5 Years Later: Rebuilding? Not.
When I started this blog, I created a category called “Rebuilding” for my comments about downtown and the World Trade Center site. But on the fifth anniversary of 9/11, precious little has been rebuilt. The sum total of the accomplishments at Ground Zero are the replacement for 7 World Trade Center (a gorgeous building, but largely unoccupied); the reconstructed #1 subway tunnel (important, but largely invisible); and the WTC PATH station (which is temporary).
In a fascinating long article called “The Hole in the City,” published today in the Times, Deborah Sontag reviews all of the missteps that have gotten us to where we are today, with Ground Zero still what it was on September 12, 2001: a 16-acre hole in the ground. Several key errors have created this five-year stalemate. Most of them are directly attributable to Governor George Pataiki’s incompetence. He either made the decisions himself, or selected the key people who did:
- Larry Silverstein. His lease with the Port Authority compelled the agency to replace the office space that was lost on 9/11. Early on, the government could have forced him out. That would have meant the loss of lease payments that total more than $100m per year. But rather than frankly admitting the trade-off, leaders kept dancing around it, hoping the issue would quietly go away. It hasn’t.
- The Families. Early on, Pataki decided to kow-tow to the families who lost loved ones in the 9/11 attacks. Their near-veto power over the site has been a constant impediment to development. Incredibly, Pataki’s impetuous announcement that the footprints would be considered sacred (one of the 9/11 families’ highest priorities) was not cleared in advance with site planners.

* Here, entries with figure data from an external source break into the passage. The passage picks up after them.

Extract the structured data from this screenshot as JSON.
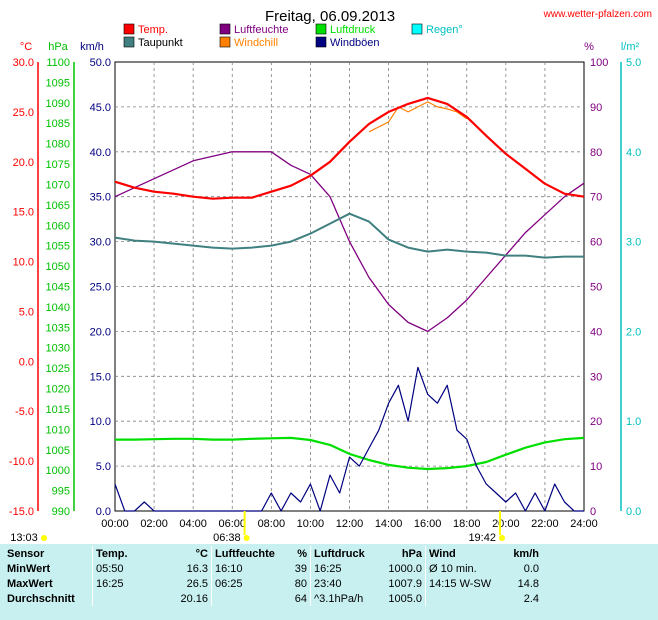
{
  "chart_data": {
    "type": "line",
    "title": "Freitag, 06.09.2013",
    "source": "www.wetter-pfalzen.com",
    "legend": [
      {
        "name": "Temp.",
        "color": "#ff0000"
      },
      {
        "name": "Luftfeuchte",
        "color": "#800080"
      },
      {
        "name": "Luftdruck",
        "color": "#00e000"
      },
      {
        "name": "Regen°",
        "color": "#00ffff"
      },
      {
        "name": "Taupunkt",
        "color": "#408080"
      },
      {
        "name": "Windchill",
        "color": "#ff8000"
      },
      {
        "name": "Windböen",
        "color": "#000080"
      }
    ],
    "axes": {
      "temp": {
        "unit": "°C",
        "min": -15,
        "max": 30,
        "ticks": [
          "30.0",
          "25.0",
          "20.0",
          "15.0",
          "10.0",
          "5.0",
          "0.0",
          "-5.0",
          "-10.0",
          "-15.0"
        ],
        "color": "#ff0000"
      },
      "pressure": {
        "unit": "hPa",
        "min": 990,
        "max": 1100,
        "ticks": [
          "1100",
          "1095",
          "1090",
          "1085",
          "1080",
          "1075",
          "1070",
          "1065",
          "1060",
          "1055",
          "1050",
          "1045",
          "1040",
          "1035",
          "1030",
          "1025",
          "1020",
          "1015",
          "1010",
          "1005",
          "1000",
          "995",
          "990"
        ],
        "color": "#00c000"
      },
      "wind": {
        "unit": "km/h",
        "min": 0,
        "max": 50,
        "ticks": [
          "50.0",
          "45.0",
          "40.0",
          "35.0",
          "30.0",
          "25.0",
          "20.0",
          "15.0",
          "10.0",
          "5.0",
          "0.0"
        ],
        "color": "#000080"
      },
      "humidity": {
        "unit": "%",
        "min": 0,
        "max": 100,
        "ticks": [
          "100",
          "90",
          "80",
          "70",
          "60",
          "50",
          "40",
          "30",
          "20",
          "10",
          "0"
        ],
        "color": "#800080"
      },
      "rain": {
        "unit": "l/m²",
        "min": 0,
        "max": 5,
        "ticks": [
          "5.0",
          "4.0",
          "3.0",
          "2.0",
          "1.0",
          "0.0"
        ],
        "color": "#00c0c0"
      }
    },
    "x_ticks": [
      "00:00",
      "02:00",
      "04:00",
      "06:00",
      "08:00",
      "10:00",
      "12:00",
      "14:00",
      "16:00",
      "18:00",
      "20:00",
      "22:00",
      "24:00"
    ],
    "sun": {
      "daylight_start_label": "13:03",
      "sunrise": "06:38",
      "sunset": "19:42"
    },
    "series": [
      {
        "name": "Temp.",
        "axis": "temp",
        "x": [
          0,
          1,
          2,
          3,
          4,
          5,
          6,
          7,
          8,
          9,
          10,
          11,
          12,
          13,
          14,
          15,
          16,
          17,
          18,
          19,
          20,
          21,
          22,
          23,
          24
        ],
        "values": [
          18.0,
          17.4,
          17.0,
          16.8,
          16.5,
          16.3,
          16.4,
          16.4,
          17.0,
          17.6,
          18.6,
          20.0,
          22.0,
          23.8,
          25.0,
          25.8,
          26.4,
          25.8,
          24.5,
          22.6,
          20.8,
          19.3,
          17.8,
          16.8,
          16.5
        ]
      },
      {
        "name": "Windchill",
        "axis": "temp",
        "x": [
          13,
          13.5,
          14,
          14.5,
          15,
          15.5,
          16,
          16.5,
          17,
          17.5,
          18
        ],
        "values": [
          23.0,
          23.5,
          24.0,
          25.5,
          25.0,
          25.5,
          26.0,
          25.5,
          25.3,
          25.0,
          24.3
        ]
      },
      {
        "name": "Taupunkt",
        "axis": "temp",
        "x": [
          0,
          1,
          2,
          3,
          4,
          5,
          6,
          7,
          8,
          9,
          10,
          11,
          12,
          13,
          14,
          15,
          16,
          17,
          18,
          19,
          20,
          21,
          22,
          23,
          24
        ],
        "values": [
          12.4,
          12.1,
          12.0,
          11.8,
          11.6,
          11.4,
          11.3,
          11.4,
          11.6,
          12.0,
          12.8,
          13.8,
          14.8,
          14.0,
          12.2,
          11.4,
          11.0,
          11.2,
          11.0,
          10.9,
          10.6,
          10.6,
          10.4,
          10.5,
          10.5
        ]
      },
      {
        "name": "Luftfeuchte",
        "axis": "humidity",
        "x": [
          0,
          1,
          2,
          3,
          4,
          5,
          6,
          7,
          8,
          9,
          10,
          11,
          12,
          13,
          14,
          15,
          16,
          17,
          18,
          19,
          20,
          21,
          22,
          23,
          24
        ],
        "values": [
          70,
          72,
          74,
          76,
          78,
          79,
          80,
          80,
          80,
          77,
          75,
          70,
          60,
          52,
          46,
          42,
          40,
          43,
          47,
          52,
          57,
          62,
          66,
          70,
          73
        ]
      },
      {
        "name": "Luftdruck",
        "axis": "pressure",
        "x": [
          0,
          1,
          2,
          3,
          4,
          5,
          6,
          7,
          8,
          9,
          10,
          11,
          12,
          13,
          14,
          15,
          16,
          17,
          18,
          19,
          20,
          21,
          22,
          23,
          24
        ],
        "values": [
          1007.5,
          1007.5,
          1007.6,
          1007.7,
          1007.7,
          1007.5,
          1007.5,
          1007.7,
          1007.8,
          1007.9,
          1007.4,
          1006.2,
          1004.0,
          1002.5,
          1001.3,
          1000.6,
          1000.3,
          1000.5,
          1001.0,
          1002.0,
          1003.8,
          1005.5,
          1006.8,
          1007.6,
          1007.9
        ]
      },
      {
        "name": "Windböen",
        "axis": "wind",
        "x": [
          0,
          0.5,
          1,
          1.5,
          2,
          2.5,
          3,
          3.5,
          4,
          4.5,
          5,
          5.5,
          6,
          6.5,
          7,
          7.5,
          8,
          8.5,
          9,
          9.5,
          10,
          10.5,
          11,
          11.5,
          12,
          12.5,
          13,
          13.5,
          14,
          14.5,
          15,
          15.5,
          16,
          16.5,
          17,
          17.5,
          18,
          18.5,
          19,
          19.5,
          20,
          20.5,
          21,
          21.5,
          22,
          22.5,
          23,
          23.5,
          24
        ],
        "values": [
          3,
          0,
          0,
          1,
          0,
          0,
          0,
          0,
          0,
          0,
          0,
          0,
          0,
          0,
          0,
          0,
          2,
          0,
          2,
          1,
          3,
          0,
          4,
          2,
          6,
          5,
          7,
          9,
          12,
          14,
          10,
          16,
          13,
          12,
          14,
          9,
          8,
          5,
          3,
          2,
          1,
          2,
          0,
          2,
          0,
          3,
          1,
          0,
          0
        ]
      }
    ]
  },
  "stats": {
    "headers": [
      "Sensor",
      "Temp.",
      "°C",
      "Luftfeuchte",
      "%",
      "Luftdruck",
      "hPa",
      "Wind",
      "km/h"
    ],
    "rows": [
      {
        "label": "MinWert",
        "cells": [
          "05:50",
          "16.3",
          "16:10",
          "39",
          "16:25",
          "1000.0",
          "Ø 10 min.",
          "0.0"
        ]
      },
      {
        "label": "MaxWert",
        "cells": [
          "16:25",
          "26.5",
          "06:25",
          "80",
          "23:40",
          "1007.9",
          "14:15   W-SW",
          "14.8"
        ]
      },
      {
        "label": "Durchschnitt",
        "cells": [
          "",
          "20.16",
          "",
          "64",
          "^3.1hPa/h",
          "1005.0",
          "",
          "2.4"
        ]
      }
    ]
  }
}
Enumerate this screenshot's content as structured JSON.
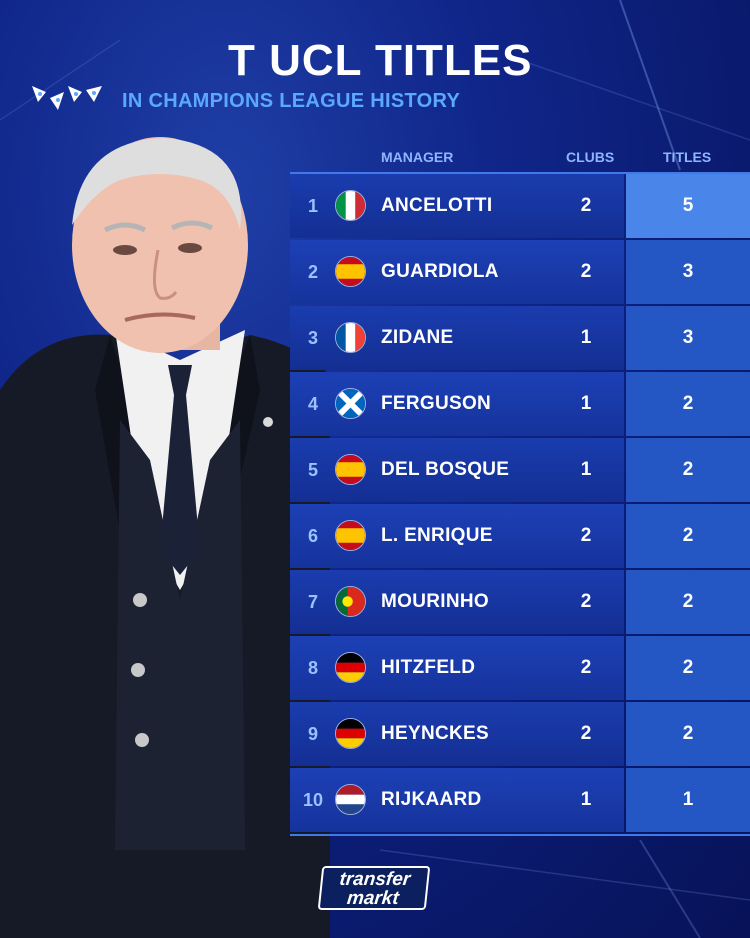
{
  "header": {
    "title": "T UCL TITLES",
    "subtitle": "IN CHAMPIONS LEAGUE HISTORY"
  },
  "table": {
    "columns": {
      "manager": "MANAGER",
      "clubs": "CLUBS",
      "titles": "TITLES"
    },
    "rows": [
      {
        "rank": "1",
        "flag": "italy-flag",
        "manager": "ANCELOTTI",
        "clubs": "2",
        "titles": "5"
      },
      {
        "rank": "2",
        "flag": "spain-flag",
        "manager": "GUARDIOLA",
        "clubs": "2",
        "titles": "3"
      },
      {
        "rank": "3",
        "flag": "france-flag",
        "manager": "ZIDANE",
        "clubs": "1",
        "titles": "3"
      },
      {
        "rank": "4",
        "flag": "scotland-flag",
        "manager": "FERGUSON",
        "clubs": "1",
        "titles": "2"
      },
      {
        "rank": "5",
        "flag": "spain-flag",
        "manager": "DEL BOSQUE",
        "clubs": "1",
        "titles": "2"
      },
      {
        "rank": "6",
        "flag": "spain-flag",
        "manager": "L. ENRIQUE",
        "clubs": "2",
        "titles": "2"
      },
      {
        "rank": "7",
        "flag": "portugal-flag",
        "manager": "MOURINHO",
        "clubs": "2",
        "titles": "2"
      },
      {
        "rank": "8",
        "flag": "germany-flag",
        "manager": "HITZFELD",
        "clubs": "2",
        "titles": "2"
      },
      {
        "rank": "9",
        "flag": "germany-flag",
        "manager": "HEYNCKES",
        "clubs": "2",
        "titles": "2"
      },
      {
        "rank": "10",
        "flag": "netherlands-flag",
        "manager": "RIJKAARD",
        "clubs": "1",
        "titles": "1"
      }
    ]
  },
  "logo": {
    "line1": "transfer",
    "line2": "markt"
  },
  "icons": {
    "competition": "champions-league-starball-icon"
  },
  "colors": {
    "accent": "#5aa8ff",
    "background": "#10268a",
    "titles_highlight": "#4a86ea"
  }
}
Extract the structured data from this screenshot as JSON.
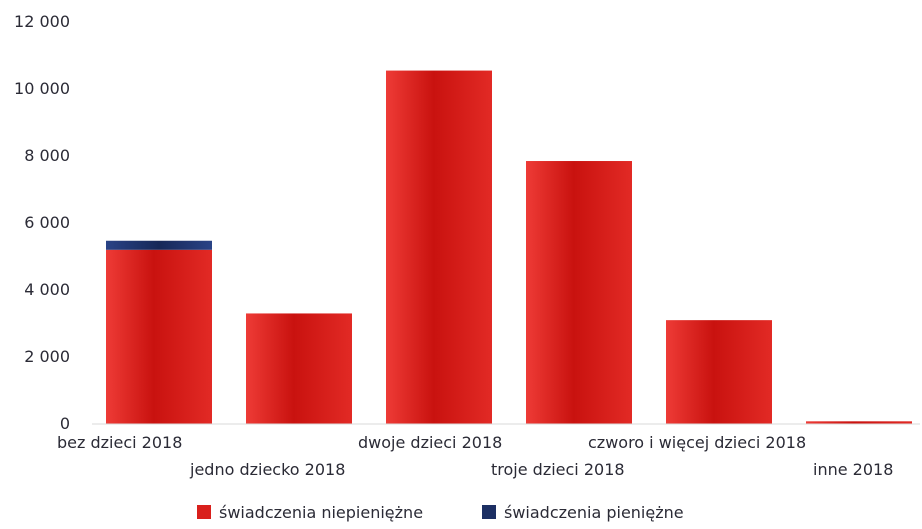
{
  "chart_data": {
    "type": "bar",
    "stacked": true,
    "categories": [
      "bez dzieci 2018",
      "jedno dziecko 2018",
      "dwoje dzieci 2018",
      "troje dzieci 2018",
      "czworo i więcej dzieci 2018",
      "inne 2018"
    ],
    "series": [
      {
        "name": "świadczenia niepieniężne",
        "color": "#d9201c",
        "values": [
          5200,
          3300,
          10550,
          7850,
          3100,
          80
        ]
      },
      {
        "name": "świadczenia pieniężne",
        "color": "#1c2f63",
        "values": [
          270,
          0,
          0,
          0,
          0,
          0
        ]
      }
    ],
    "yticks": [
      "0",
      "2 000",
      "4 000",
      "6 000",
      "8 000",
      "10 000",
      "12 000"
    ],
    "ylim": [
      0,
      12000
    ],
    "grid": false,
    "legend_position": "bottom"
  }
}
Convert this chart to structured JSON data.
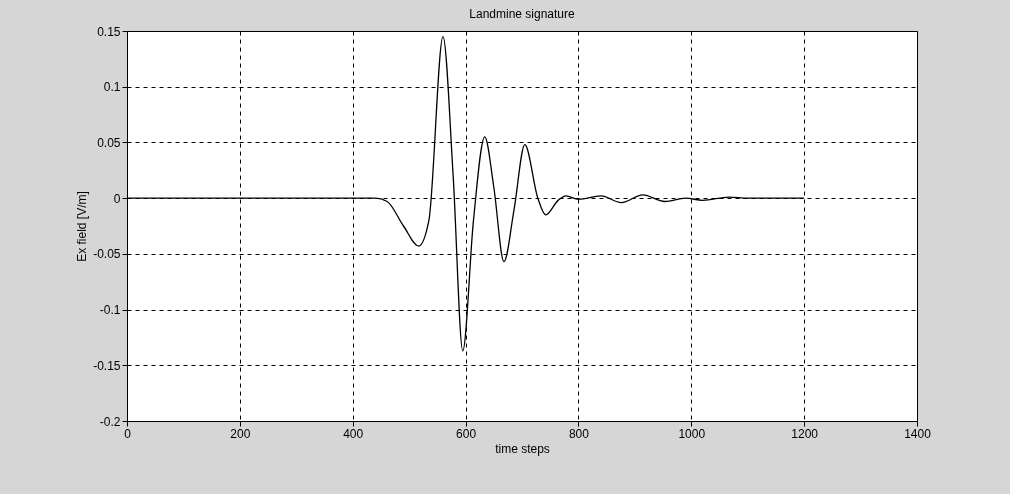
{
  "chart_data": {
    "type": "line",
    "title": "Landmine signature",
    "xlabel": "time steps",
    "ylabel": "Ex field [V/m]",
    "xlim": [
      0,
      1400
    ],
    "xticks": [
      0,
      200,
      400,
      600,
      800,
      1000,
      1200,
      1400
    ],
    "ylim": [
      -0.2,
      0.15
    ],
    "yticks": [
      -0.2,
      -0.15,
      -0.1,
      -0.05,
      0,
      0.05,
      0.1,
      0.15
    ],
    "grid": true,
    "marker": "none",
    "line_style": "solid",
    "series": [
      {
        "color": "#000000",
        "x": [
          0,
          440,
          461,
          490,
          517,
          535,
          560,
          578,
          595,
          614,
          634,
          650,
          668,
          686,
          705,
          728,
          742,
          764,
          778,
          800,
          840,
          876,
          914,
          953,
          990,
          1020,
          1067,
          1100,
          1200
        ],
        "values": [
          0,
          0,
          -0.003,
          -0.025,
          -0.043,
          -0.02,
          0.145,
          0.02,
          -0.137,
          -0.02,
          0.055,
          0.01,
          -0.057,
          -0.01,
          0.048,
          0,
          -0.015,
          -0.002,
          0.002,
          -0.001,
          0.002,
          -0.004,
          0.003,
          -0.003,
          0,
          -0.002,
          0.001,
          0,
          0
        ]
      }
    ]
  }
}
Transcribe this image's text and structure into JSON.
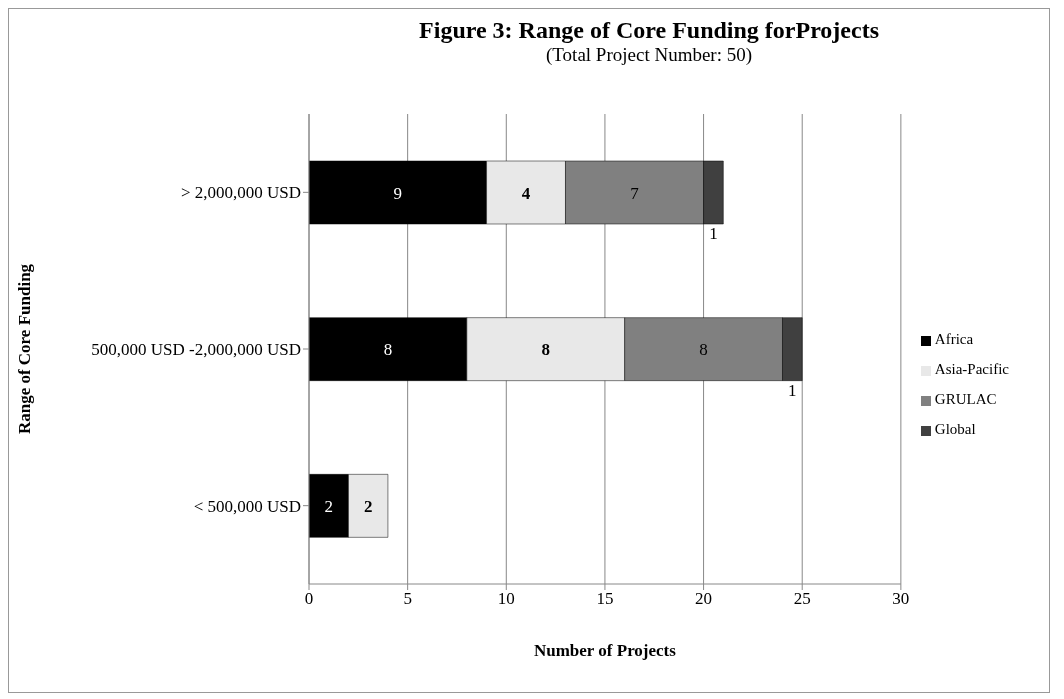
{
  "chart_data": {
    "type": "bar",
    "orientation": "horizontal",
    "stacked": true,
    "title": "Figure 3: Range of Core Funding forProjects",
    "subtitle": "(Total Project Number: 50)",
    "xlabel": "Number of Projects",
    "ylabel": "Range of Core Funding",
    "categories": [
      "> 2,000,000 USD",
      "500,000 USD -2,000,000 USD",
      "< 500,000 USD"
    ],
    "series": [
      {
        "name": "Africa",
        "color": "#000000",
        "values": [
          9,
          8,
          2
        ],
        "value_labels": [
          "9",
          "8",
          "2"
        ]
      },
      {
        "name": "Asia-Pacific",
        "color": "#e8e8e8",
        "values": [
          4,
          8,
          2
        ],
        "value_labels": [
          "4",
          "8",
          "2"
        ]
      },
      {
        "name": "GRULAC",
        "color": "#808080",
        "values": [
          7,
          8,
          null
        ],
        "value_labels": [
          "7",
          "8",
          null
        ]
      },
      {
        "name": "Global",
        "color": "#404040",
        "values": [
          1,
          1,
          null
        ],
        "value_labels": [
          "1",
          "1",
          null
        ]
      }
    ],
    "xlim": [
      0,
      30
    ],
    "xticks": [
      0,
      5,
      10,
      15,
      20,
      25,
      30
    ],
    "grid": "x",
    "legend": "right"
  }
}
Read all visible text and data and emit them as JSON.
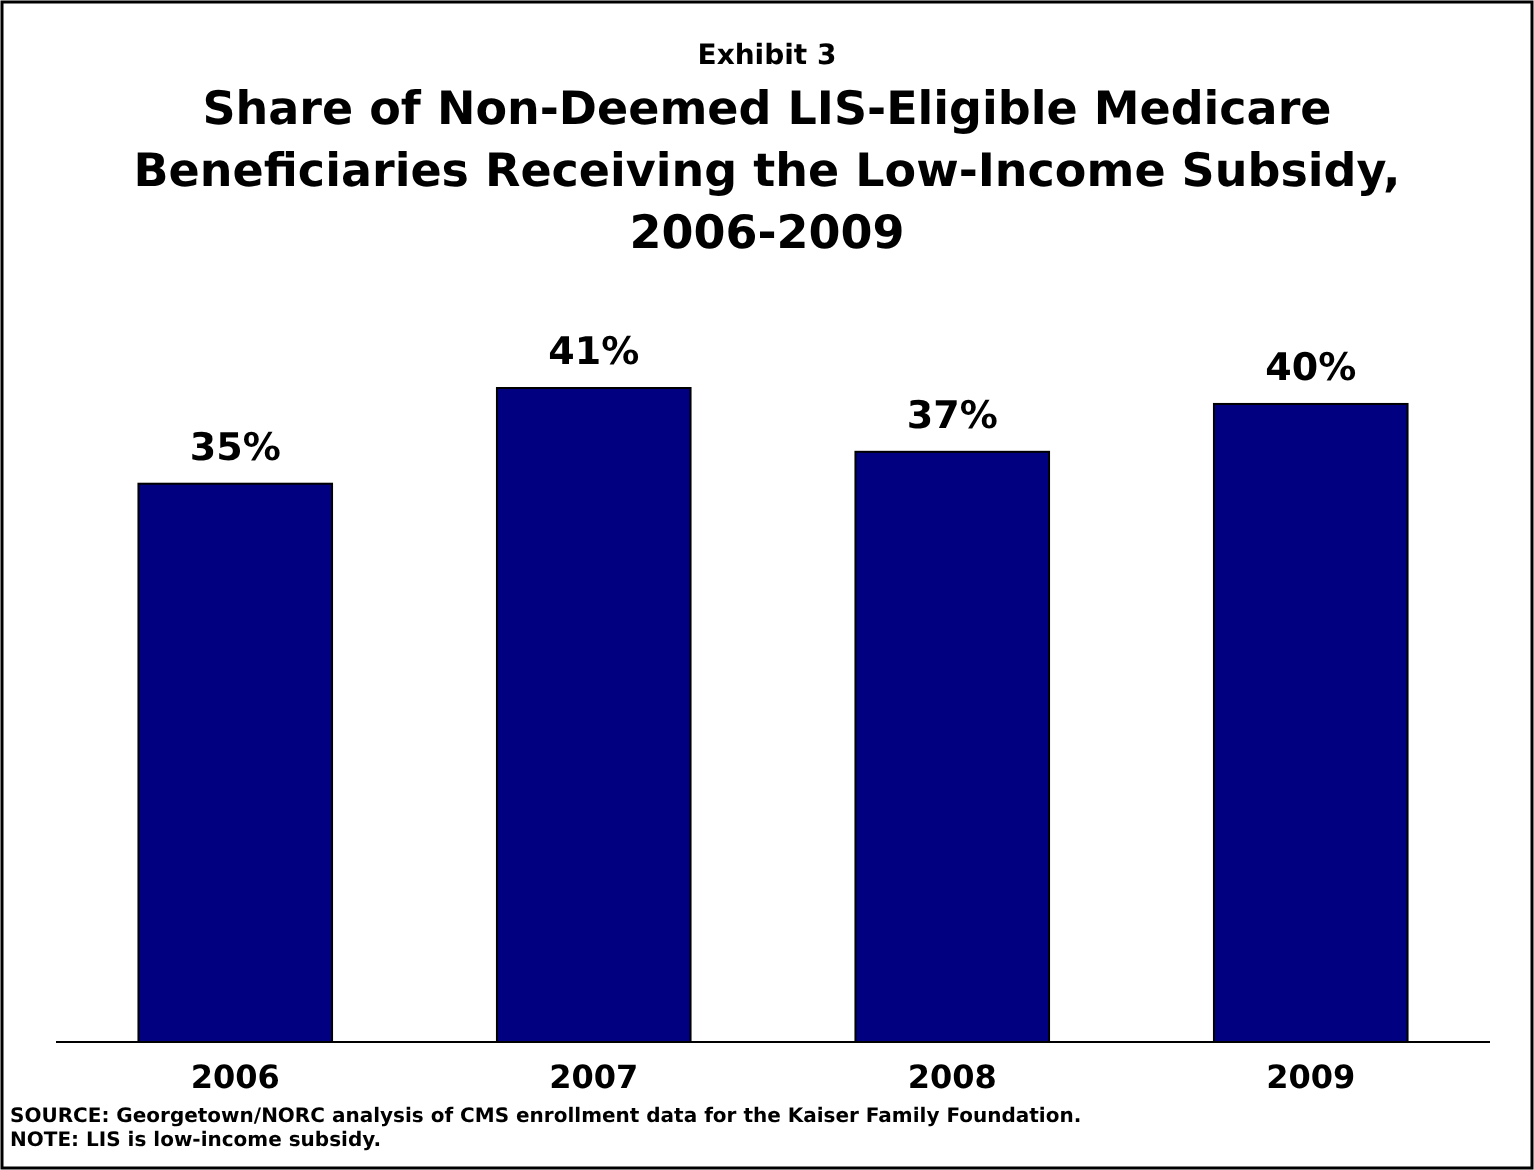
{
  "chart_data": {
    "type": "bar",
    "subtitle": "Exhibit 3",
    "title": "Share of Non-Deemed LIS-Eligible Medicare Beneficiaries Receiving the Low-Income Subsidy, 2006-2009",
    "categories": [
      "2006",
      "2007",
      "2008",
      "2009"
    ],
    "values": [
      35,
      41,
      37,
      40
    ],
    "color": "#000080",
    "value_labels": [
      "35%",
      "41%",
      "37%",
      "40%"
    ],
    "annotations": [
      "SOURCE: Georgetown/NORC analysis of CMS enrollment data for the Kaiser Family Foundation.",
      "NOTE: LIS is low-income subsidy."
    ]
  }
}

- Daniel Libeskind. Pataki hand-picked Liebeskind’s ugly site plan, overruling rebuilding officials’ preference for a rival plan. Today, most of Liebeskind’s plan has been compromised out of existence. But his continuous presence has been a constant irritant. Liebeskind had no experience with a project on this scale, and many of his ideas were wildly impractical. Years ago, Liebeskind should have been thanked for his contributions, and sent packing.
- The Freedom Tower. This massive skyscraper, a symbolic 1,776 feet tall, was supposed to be the site’s iconic landmark. But Liebeskind put it in the wrong place, at the corner of the site that’s farthest from mass transportation, and Pataki refused to move it. The governor presided over the laying of the cornerstone on July 4, 2004. Since then, the stone has been “unlaid,” and put into storage. A costly redesign was mandated after the police department insisted the building had to conform to the security requirements of an overseas U. S. embassy. (These are the same cowards who have refused to re-open Park Row in Lower Manhattan.) It is still not clear whether the Freedom Tower will get built, as Pataki has not delivered on his promise to secure government tenants for it.
- Culture. I thought it was a great idea to mix culture and commerce at Ground Zero. But of the four cultural tenants the rebuilding agency selected, not one was a marquis name. Pataki ejected two of the four, out of fear that they would showcase unpatriotic content. The remaining two don’t seem to have a prayer of raising the $50m required to build a Frank Gehry-designed theater on the site’s northern edge.
- Transportation. On the transit front, there has actually been some good news. Construction is well underway for the Fulton Street Transit Center and the new South Ferry Terminal. But to accommodate the former project, almost 150 small businesses lost their leases. A temporary PATH terminal, which cost some $300 million, opened just two years after 9/11. Its permanent replacement, at a price over $2 billion, is now under construction. Developers called it a “downtown Grand Central.” But maybe it’s just wretched excess. Grand Central has 45 sets of train tracks, while the PATH station has just five. The new station will have space for an express train service to JFK airport—another Pataki priority—but there’s no assurance it will ever get built.
All over downtown, there are large banners proclaiming all the great things that will get built by 2009 or 2010. Anyone who has followed the lack of progress downtown knows the instinctive response: Don’t hold your breath.